The witness, who answered questions for more than six hours, described daily work alongside the president and told committee counsel that he frequently briefed Biden, traveled with him on foreign trips and advised on high-level legislative negotiations. He said senior staff routinely reported polling and feedback from lawmakers to the president and that the decision for Biden to end his 2024 campaign was a political calculation influenced by caucus sentiment, donor and leader concerns and campaign polling—not a finding that Biden could not carry out the office's functions.
"We discussed, doing that as a feature of the campaign itself," Ricchetti said when asked about talk that Biden might limit himself to a single term. He added that questions about a president's age and fitness are "legitimate" but that anecdotal mistakes, such as mixing up a name, do not, in his view, constitute evidence of cognitive decline.
Ricchetti repeatedly disputed factual claims in multiple journalistic accounts that have inspired the committee's inquiry. He said some accounts placed him at events he had not attended and presented characterizations that he described as "grossly unfair." He told the committee that he and other senior aides had been asked for interviews by several authors and journalists and that some of those interviews had been conducted "off the record," but that the later portrayals in at least some books were misleading.
On the topic of alleged unauthorized uses of presidential authority, including social media posts and public assertions about a so-called "auto‑pen," Ricchetti said he had no knowledge that any staff member signed orders or took executive actions in the president's name without his authorization. He said he was not involved with an "auto‑pen" process and did not direct its use.
Ricchetti also described the post‑debate period in mid‑2024: senior Democrats, he said, told the White House they were concerned about the campaign's trajectory after Biden's debate performance and pressed for a decision. Ricchetti said those calls were relayed to the president and that the ultimate choice to withdraw was made for strategic political reasons. "He made a decision to step aside to unify the party," Ricchetti said.
Ricchetti read a prepared statement near the close of his testimony repeating many of the same claims: that Biden was "fully capable of exercising his presidential duties," that staff kept the president informed and that there was no effort to "use the AutoPen on important documents without the president's knowledge and consent." He thanked the committee for the opportunity to rebut what he said were "false narratives."
The committee's interview also included repeated exchanges about the scope and precedent of congressional investigations into a president's health, executive privilege and prior waivers.
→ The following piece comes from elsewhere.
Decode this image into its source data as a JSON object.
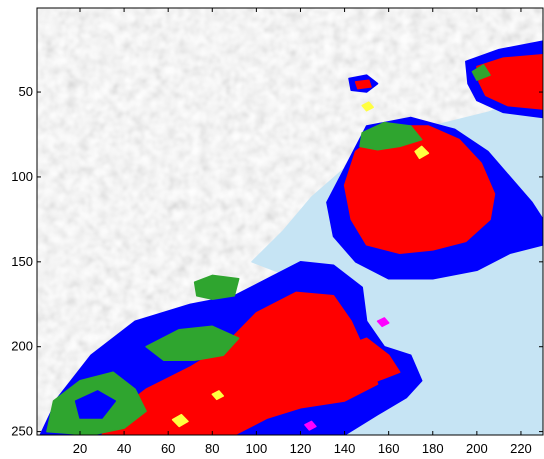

Ricchetti warned that probing a president's private conversations could set a dangerous precedent for future administrations and for the confidentiality necessary in presidential advising.
The Oversight Committee is continuing its multi‑month inquiry into claims about the Biden White House; staff of both parties and outside witnesses have received transcribed interview requests. Ricchetti testified with counsel present and with a transcribed record taken by a court reporter.